Memory loss? Are we talking dementia here or the fading of memories as one grows older or even memory loss by choice to eradicate life’s duff days?

“We’re talking dementia, yes, but also the slow fading, and also the neuroscience behind the creation of memory. We’re looking at what it means to remember and questioning all our preconceptions about how the past functions in our present.”

How does your grandma come into the storyline?

“Her voice sits at the heart of the piece, as we play back pieces of my interviews with her. The show is built around her love story with my grandpa Michael, her battle with Alzheimer’s and the founding of the Orpheus club. She is, I suppose, the star of the show.”

What is the history of this production?

“We first performed it in Perth in 2019 with a seven-piece band and were then invited to perform it in Edinburgh and London later that year, with extra dates added at Streatham Space Project following the Edinburgh run.

“We then performed it again in Perth in 2020, now with an eight-piece band, in the intimidatingly large Girl’s School space. We were due to do a UK tour later that year before Covid struck.

“We then did a virtual tour, where we streamed to the social-media pages of various venues. This year, it’s been very strange to come back out on tour, in a much-changed version, which we’ve performed in London, Edinburgh, Coventry and Kent.”  

How has Styx changed for these new performances, “now bearing wounds wrought by 18 months of disrupted human connectivity”? 

“Well, by far the most apparent wound is the gap where six musicians used to be. The show is now a two-man affair, as the rest of the band is stuck in Australia for the time being.

“But also this time has been horrendous for people like my grandma, and that subtly makes itself known in the work.”

How have you re-mixed the music for the new version?

“Well, it used to be a big eight-piece sax-resplendent experience, so now we’ve completely reworked the music to retain the epicness as a duo.

And when there were seven: Styx in its first inauguration in 2019 with Jethro Cooke, second from left, and Max Barton, centre

“This has involved the use of fresh-pressed vinyl records – my grandparents ran a record store, so it’s like we’re duetting with them – and embracing electronics, in addition to bowed percussion and a much more multi-instrumental Jethro.” 

Styx has achieved award-winning success and ten five-star reviews. What ingredients/chemistry/magic make for a hit show?

“It’s now 13, I believe!  We’ve won one award, and been shortlisted for two, including the Total Theatre Award, which was a massive honour. Oh man, I don’t know. I guess you’ve gotta just make stuff that feels true to you, and hopefully that will chime for some other people too, and if you’re lucky the plaudits come.”


One final question prompted by Styx: how can we continue to be ourselves when we are separated from our loved ones?

“I’m not sure we can. Part of the message of the show is that we are what we are right now, not some consistent narrativised self that spans our whole life.

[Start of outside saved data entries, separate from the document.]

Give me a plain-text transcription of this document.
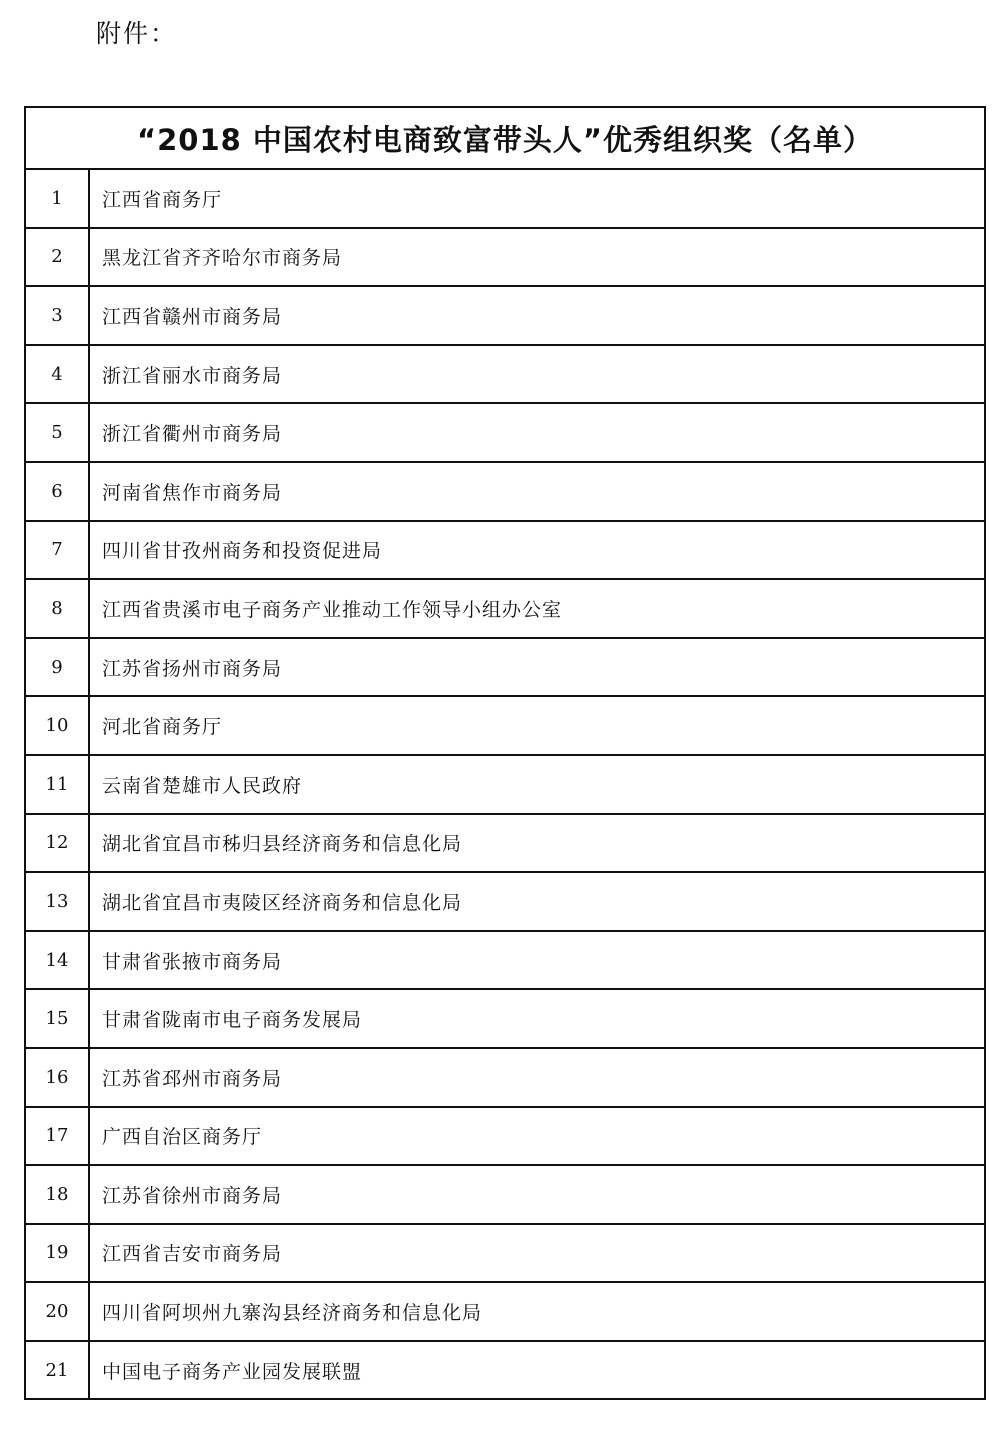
附件：
“2018 中国农村电商致富带头人”优秀组织奖（名单）	
1	江西省商务厅
2	黑龙江省齐齐哈尔市商务局
3	江西省赣州市商务局
4	浙江省丽水市商务局
5	浙江省衢州市商务局
6	河南省焦作市商务局
7	四川省甘孜州商务和投资促进局
8	江西省贵溪市电子商务产业推动工作领导小组办公室
9	江苏省扬州市商务局
10	河北省商务厅
11	云南省楚雄市人民政府
12	湖北省宜昌市秭归县经济商务和信息化局
13	湖北省宜昌市夷陵区经济商务和信息化局
14	甘肃省张掖市商务局
15	甘肃省陇南市电子商务发展局
16	江苏省邳州市商务局
17	广西自治区商务厅
18	江苏省徐州市商务局
19	江西省吉安市商务局
20	四川省阿坝州九寨沟县经济商务和信息化局
21	中国电子商务产业园发展联盟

“This is a way of finding hope in the loss of memories, and finding value in the interactions that you can still have with loved ones that are no longer cognitively healthy.

“But this last 18 months or so has wrought incredible damage on people in those positions. And that needs some heavy recognition.” 

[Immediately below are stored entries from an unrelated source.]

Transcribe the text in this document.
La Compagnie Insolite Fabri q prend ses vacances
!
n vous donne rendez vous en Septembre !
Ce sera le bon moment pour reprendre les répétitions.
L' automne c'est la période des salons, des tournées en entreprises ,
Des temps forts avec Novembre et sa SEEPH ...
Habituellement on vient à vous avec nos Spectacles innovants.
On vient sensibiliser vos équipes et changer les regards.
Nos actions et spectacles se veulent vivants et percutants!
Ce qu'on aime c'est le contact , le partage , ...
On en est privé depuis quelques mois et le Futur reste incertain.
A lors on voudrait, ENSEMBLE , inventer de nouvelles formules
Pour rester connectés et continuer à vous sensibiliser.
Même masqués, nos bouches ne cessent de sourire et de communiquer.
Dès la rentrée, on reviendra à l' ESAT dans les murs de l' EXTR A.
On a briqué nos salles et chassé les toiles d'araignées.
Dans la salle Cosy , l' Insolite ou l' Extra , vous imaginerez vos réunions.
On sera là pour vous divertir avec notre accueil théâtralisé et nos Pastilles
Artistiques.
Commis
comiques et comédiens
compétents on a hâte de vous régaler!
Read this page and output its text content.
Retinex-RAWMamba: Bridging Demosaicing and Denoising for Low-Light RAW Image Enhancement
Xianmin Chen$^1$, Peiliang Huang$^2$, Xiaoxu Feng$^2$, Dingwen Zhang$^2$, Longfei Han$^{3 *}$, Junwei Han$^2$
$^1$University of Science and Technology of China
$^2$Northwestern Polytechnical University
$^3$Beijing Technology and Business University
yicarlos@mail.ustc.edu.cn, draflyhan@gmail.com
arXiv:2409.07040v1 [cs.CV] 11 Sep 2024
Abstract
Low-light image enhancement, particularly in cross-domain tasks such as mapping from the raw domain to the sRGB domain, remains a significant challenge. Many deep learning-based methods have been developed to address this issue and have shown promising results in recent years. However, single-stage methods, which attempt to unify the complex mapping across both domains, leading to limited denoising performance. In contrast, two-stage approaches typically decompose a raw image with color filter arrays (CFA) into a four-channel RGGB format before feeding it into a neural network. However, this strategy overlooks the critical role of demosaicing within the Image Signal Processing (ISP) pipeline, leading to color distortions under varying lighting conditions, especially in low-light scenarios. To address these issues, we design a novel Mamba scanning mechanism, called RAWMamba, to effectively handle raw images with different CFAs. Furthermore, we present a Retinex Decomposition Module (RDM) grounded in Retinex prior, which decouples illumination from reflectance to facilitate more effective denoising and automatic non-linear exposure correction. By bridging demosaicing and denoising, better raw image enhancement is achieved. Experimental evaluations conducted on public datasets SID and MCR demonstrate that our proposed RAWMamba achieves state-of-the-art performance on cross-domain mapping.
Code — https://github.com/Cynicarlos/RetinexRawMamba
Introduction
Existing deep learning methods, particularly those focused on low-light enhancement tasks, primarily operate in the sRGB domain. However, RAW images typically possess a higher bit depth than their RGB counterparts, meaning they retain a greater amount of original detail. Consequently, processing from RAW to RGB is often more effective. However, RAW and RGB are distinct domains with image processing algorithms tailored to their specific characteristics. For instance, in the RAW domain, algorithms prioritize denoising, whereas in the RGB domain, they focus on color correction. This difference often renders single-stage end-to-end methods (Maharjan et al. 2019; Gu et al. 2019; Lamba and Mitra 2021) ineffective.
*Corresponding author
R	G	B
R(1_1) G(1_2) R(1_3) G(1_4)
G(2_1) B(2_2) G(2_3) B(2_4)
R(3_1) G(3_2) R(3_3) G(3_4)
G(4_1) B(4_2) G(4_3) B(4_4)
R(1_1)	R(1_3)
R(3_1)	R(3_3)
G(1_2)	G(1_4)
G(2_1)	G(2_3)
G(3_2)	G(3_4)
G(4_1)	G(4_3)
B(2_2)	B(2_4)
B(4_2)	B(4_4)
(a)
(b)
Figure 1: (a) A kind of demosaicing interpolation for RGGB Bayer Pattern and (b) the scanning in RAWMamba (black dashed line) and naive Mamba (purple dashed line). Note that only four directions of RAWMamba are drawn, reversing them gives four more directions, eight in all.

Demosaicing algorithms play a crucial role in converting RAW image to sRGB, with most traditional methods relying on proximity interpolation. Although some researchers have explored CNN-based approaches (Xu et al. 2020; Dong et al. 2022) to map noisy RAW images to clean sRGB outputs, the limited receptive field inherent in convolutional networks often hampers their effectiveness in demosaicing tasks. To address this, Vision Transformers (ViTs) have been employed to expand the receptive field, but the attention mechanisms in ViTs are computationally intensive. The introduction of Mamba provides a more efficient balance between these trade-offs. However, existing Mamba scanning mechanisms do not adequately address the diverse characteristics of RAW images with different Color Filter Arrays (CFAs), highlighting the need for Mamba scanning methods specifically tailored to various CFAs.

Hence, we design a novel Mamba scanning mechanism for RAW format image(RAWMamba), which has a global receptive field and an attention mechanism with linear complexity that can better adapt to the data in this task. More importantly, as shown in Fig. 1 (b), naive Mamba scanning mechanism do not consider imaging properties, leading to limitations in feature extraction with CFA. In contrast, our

Residency At The Mill presents Second Body in Styx at Stillington Mill, near York, on September 12 and 14, 8pm, followed by Terra, music from a new climate change theatre-concert in development, September 18, 8pm.

In between, Yoshika Colwell performs Invisible Mending on September 16, 8pm, and her new EP in concert by Yoshika & Friends on September 19, 8pm.  Box office: tickettailor.com/events/atthemill.

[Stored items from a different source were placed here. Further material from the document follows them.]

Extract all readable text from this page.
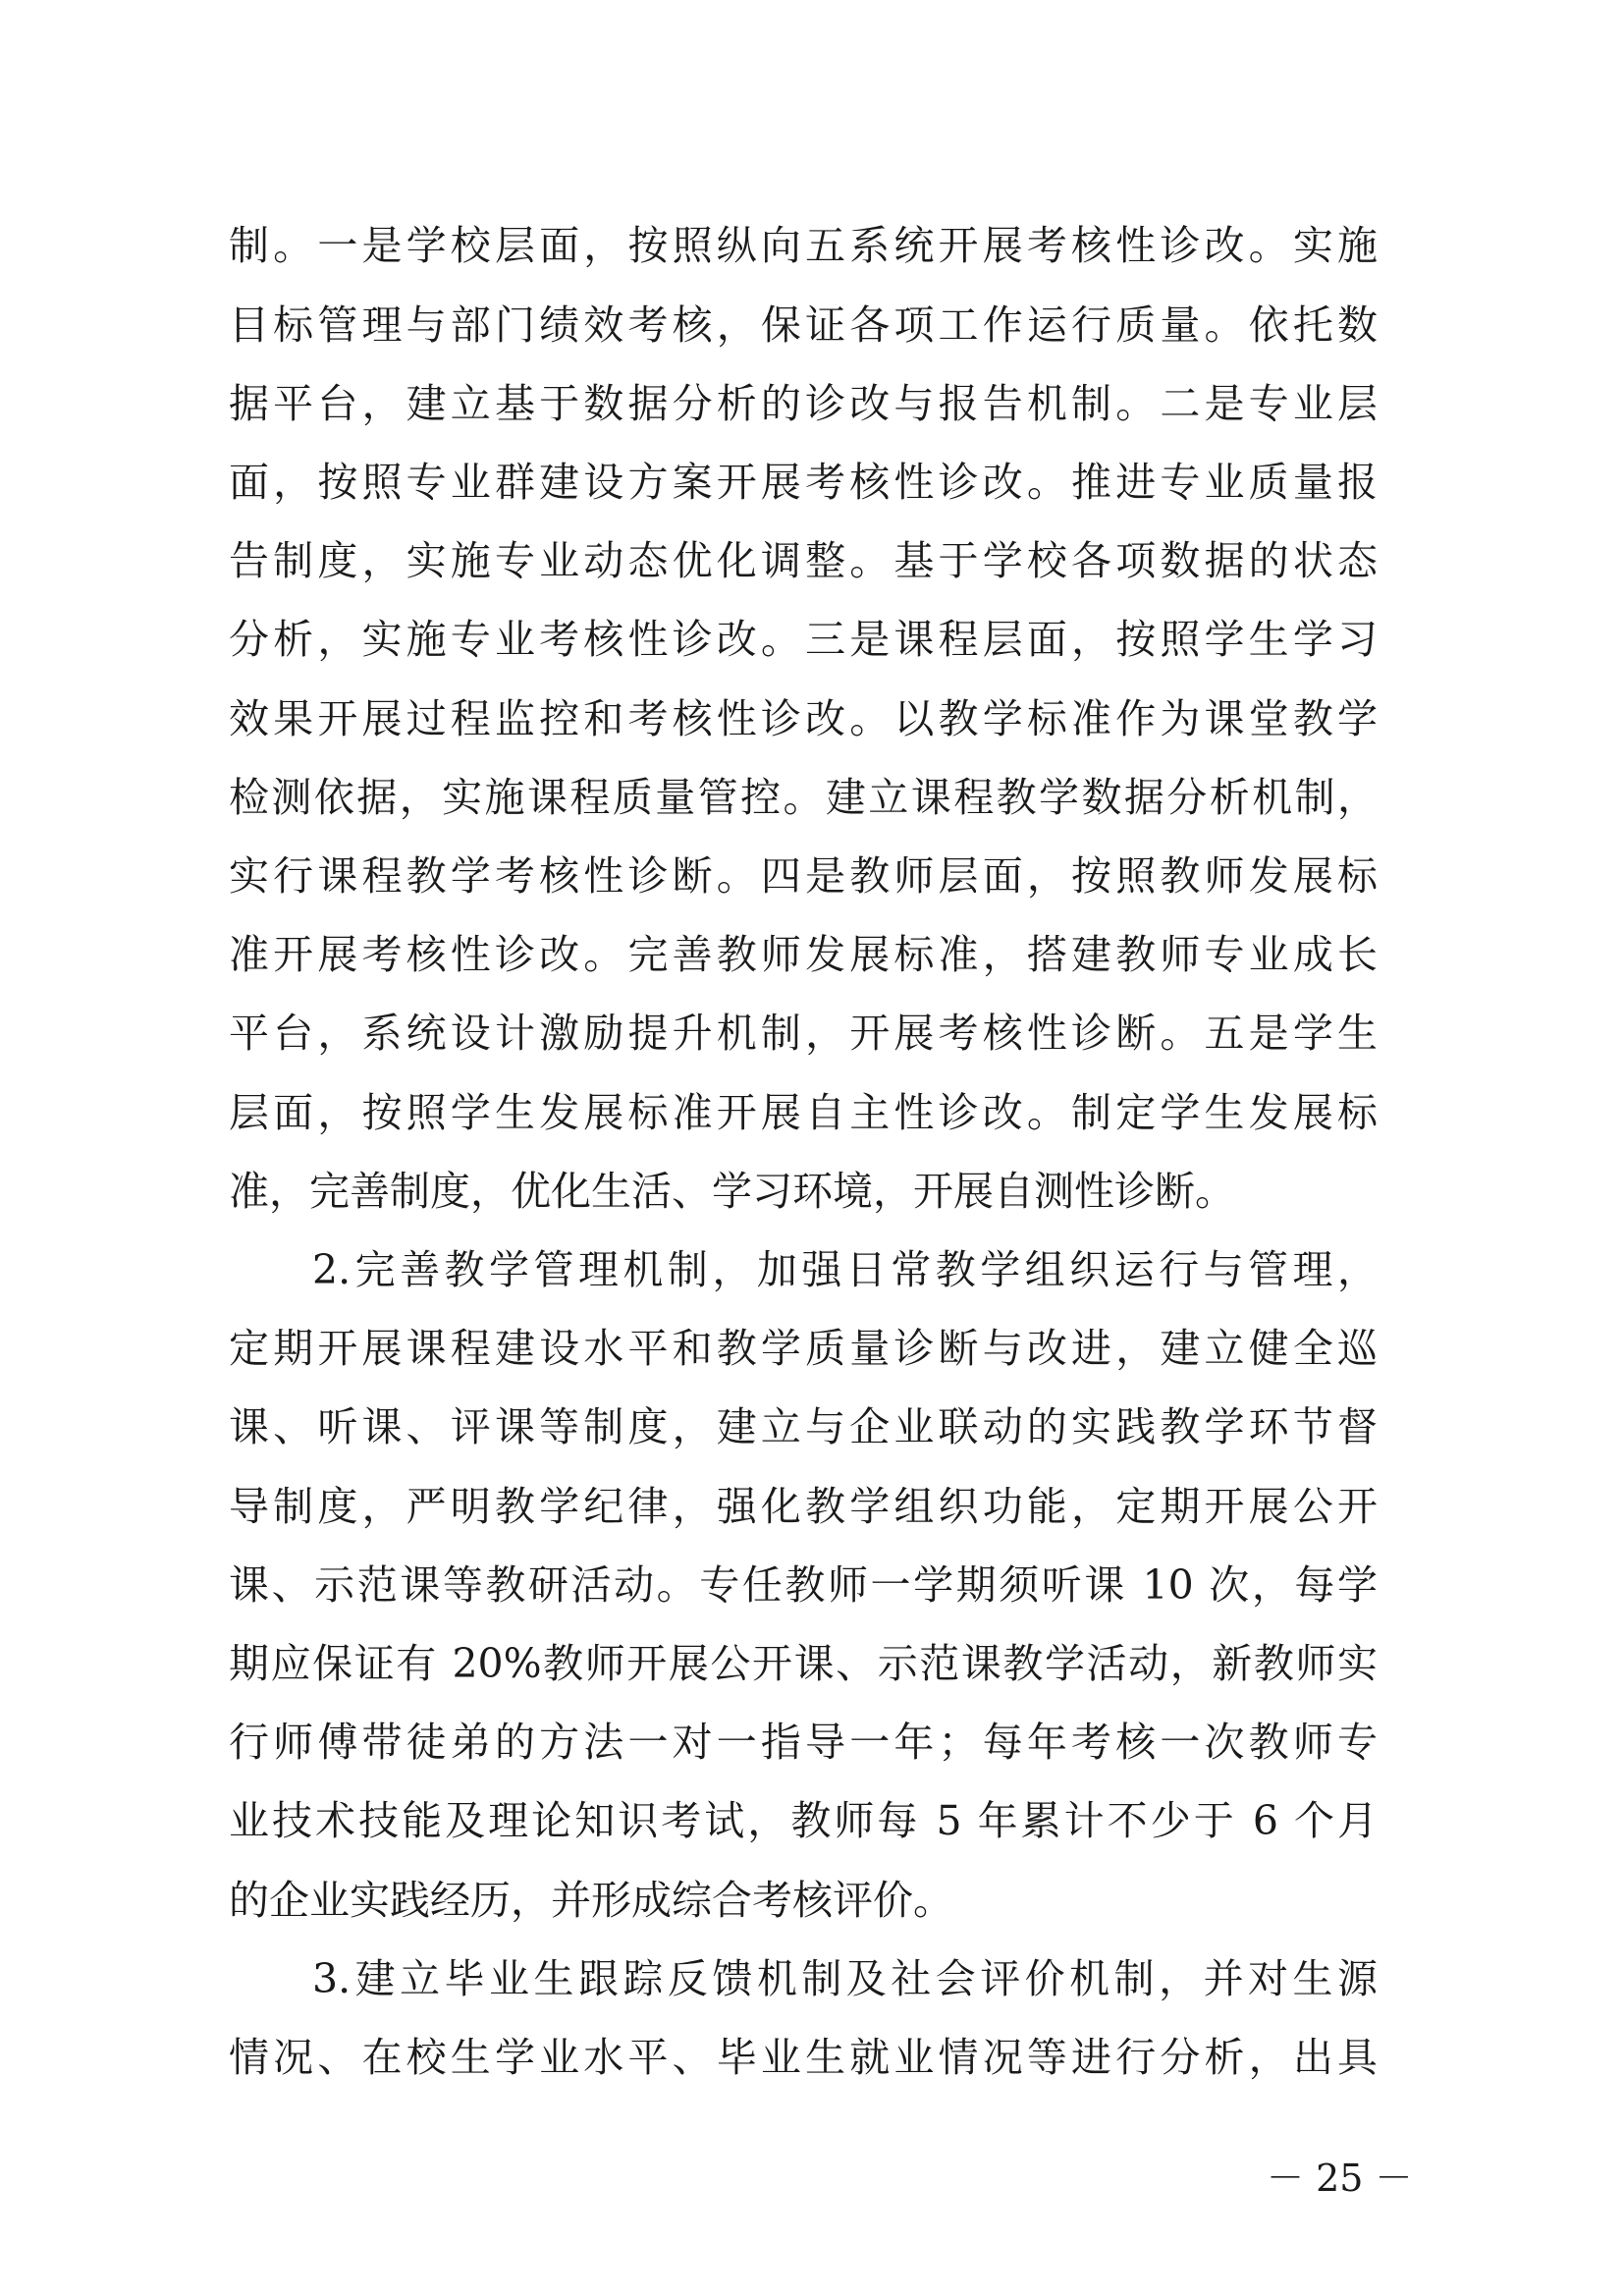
制。一是学校层面，按照纵向五系统开展考核性诊改。实施
目标管理与部门绩效考核，保证各项工作运行质量。依托数
据平台，建立基于数据分析的诊改与报告机制。二是专业层
面，按照专业群建设方案开展考核性诊改。推进专业质量报
告制度，实施专业动态优化调整。基于学校各项数据的状态
分析，实施专业考核性诊改。三是课程层面，按照学生学习
效果开展过程监控和考核性诊改。以教学标准作为课堂教学
检测依据，实施课程质量管控。建立课程教学数据分析机制，
实行课程教学考核性诊断。四是教师层面，按照教师发展标
准开展考核性诊改。完善教师发展标准，搭建教师专业成长
平台，系统设计激励提升机制，开展考核性诊断。五是学生
层面，按照学生发展标准开展自主性诊改。制定学生发展标
准，完善制度，优化生活、学习环境，开展自测性诊断。
2.完善教学管理机制，加强日常教学组织运行与管理，
定期开展课程建设水平和教学质量诊断与改进，建立健全巡
课、听课、评课等制度，建立与企业联动的实践教学环节督
导制度，严明教学纪律，强化教学组织功能，定期开展公开
课、示范课等教研活动。专任教师一学期须听课 10 次，每学
期应保证有 20%教师开展公开课、示范课教学活动，新教师实
行师傅带徒弟的方法一对一指导一年；每年考核一次教师专
业技术技能及理论知识考试，教师每 5 年累计不少于 6 个月
的企业实践经历，并形成综合考核评价。
3.建立毕业生跟踪反馈机制及社会评价机制，并对生源
情况、在校生学业水平、毕业生就业情况等进行分析，出具
－ 25 －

INVISIBLE MENDING: A work in progress exploring creativity, knitting, the strange journey of grief, and the transcendent act of swimming in the sea. Text, music, and performance by University of York graduate Yoshika Colwell. Directed by Max Barton.

TERRA: Marking the debut of Slowstepper, Max Barton and Jethro Cooke’s new experimental multi-media music outfit, the climate-change concept album Terra will have its first public sharing at Stillington.

YOSHIKA & FRIENDS: A first public performance of the epic soul-searching songs of 22-year-old Yoshi’s debut solo EP will be complemented by performances by Slowstepper and other acts.